Despite the limited nature of his diet, my son is healthy, growing, developing and learning. An analysis by a dietician a few years ago found very little lacking and we were able to make little changes to address these deficiencies.

What have I learned?

  • Some children will not ‘eat when they are hungry enough’. A child like mine would rather starve than eat unpalatable food.
  • Hidden food will be discovered. I have still not been forgiven for the smidgen of soft cheese in a Marmite sandwich 10 years ago.
  • Hiding food in a favoured food might lead to the refusal to eat that food again. Trust is important. I ignored the advice to blend tofu (!) into a smoothie because smoothies are my son’s only reliably consumed source of fruit and vegetables.
  • No, he won’t copy his peers and eat what they eat. He doesn’t even notice his peers, let alone want to be like them.
  • Growing our own fruit and vegetables is fun, but his aversions and sensitivities are too powerful to overcome by novelty.
  • Getting him involved in cooking, ditto.
  • Just because he tried it and ate it once does not mean he will continue.
  • Carrying out ‘scientific’ tasting sessions with score charts has resulted in small successes.
  • Agreed changes and diversions are more likely to be accepted than subterfuge. My son needed to up his fibre and protein, we discussed a range of sources and he agreed to eat wholemeal/seeded breads and bacon.
  • It is ok not to eat together. My son eats at his chosen meal times and likes us to chat at the table as he eats. He often comes and talks to us when we eat our meals, depending what it is, he likes the smell of Italian and Indian foods but not the smell of fish or Chinese takeaway.

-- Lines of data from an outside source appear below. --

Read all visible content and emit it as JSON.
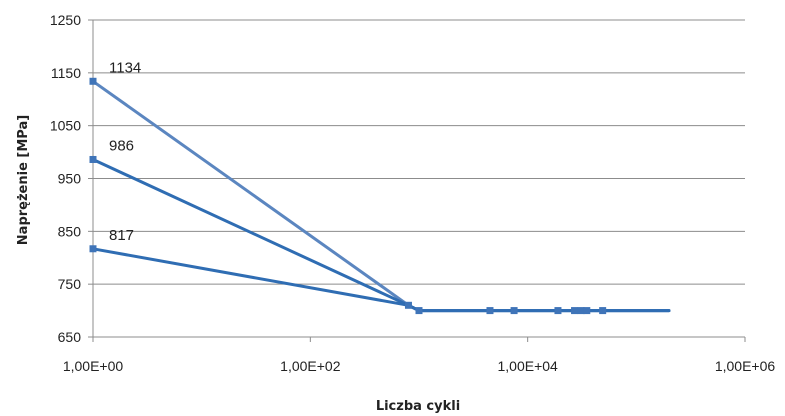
{
  "chart_data": {
    "type": "line",
    "title": "",
    "xlabel": "Liczba cykli",
    "ylabel": "Naprężenie [MPa]",
    "xscale": "log",
    "xlim": [
      1,
      1000000
    ],
    "ylim": [
      650,
      1250
    ],
    "xticks": [
      1,
      100,
      10000,
      1000000
    ],
    "xtick_labels": [
      "1,00E+00",
      "1,00E+02",
      "1,00E+04",
      "1,00E+06"
    ],
    "yticks": [
      650,
      750,
      850,
      950,
      1050,
      1150,
      1250
    ],
    "ytick_labels": [
      "650",
      "750",
      "850",
      "950",
      "1050",
      "1150",
      "1250"
    ],
    "grid": "horizontal",
    "legend": "none",
    "series": [
      {
        "color": "#5b86c0",
        "points": [
          [
            1,
            1134
          ],
          [
            800,
            710
          ],
          [
            1000,
            700
          ],
          [
            200000,
            700
          ]
        ],
        "label": "1134"
      },
      {
        "color": "#2f6db3",
        "points": [
          [
            1,
            986
          ],
          [
            800,
            710
          ],
          [
            1000,
            700
          ],
          [
            200000,
            700
          ]
        ],
        "label": "986"
      },
      {
        "color": "#2f6db3",
        "points": [
          [
            1,
            817
          ],
          [
            800,
            710
          ],
          [
            1000,
            700
          ],
          [
            200000,
            700
          ]
        ],
        "label": "817"
      }
    ],
    "markers": [
      [
        1,
        1134
      ],
      [
        1,
        986
      ],
      [
        1,
        817
      ],
      [
        800,
        710
      ],
      [
        1000,
        700
      ],
      [
        4500,
        700
      ],
      [
        7500,
        700
      ],
      [
        19000,
        700
      ],
      [
        27000,
        700
      ],
      [
        31000,
        700
      ],
      [
        35000,
        700
      ],
      [
        49000,
        700
      ]
    ]
  }
}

I am hopeful that my son will broaden his diet as he gets older. I try to make sure he can identify different foods and he has learned to cook a few basic meals. We talk about food production, sourcing, ethics and welfare. It is important he has a vocabulary to draw from should he choose to become more adventurous in the future.

I used to worry a lot about my son’s diet. It’s an area where parents face a lot of judgement and get given a lot of unsolicited advice. It’s hard not to think we aren’t trying hard enough, though I’ve yet to encounter a parent of a child with a restricted diet who hasn’t tried very hard indeed.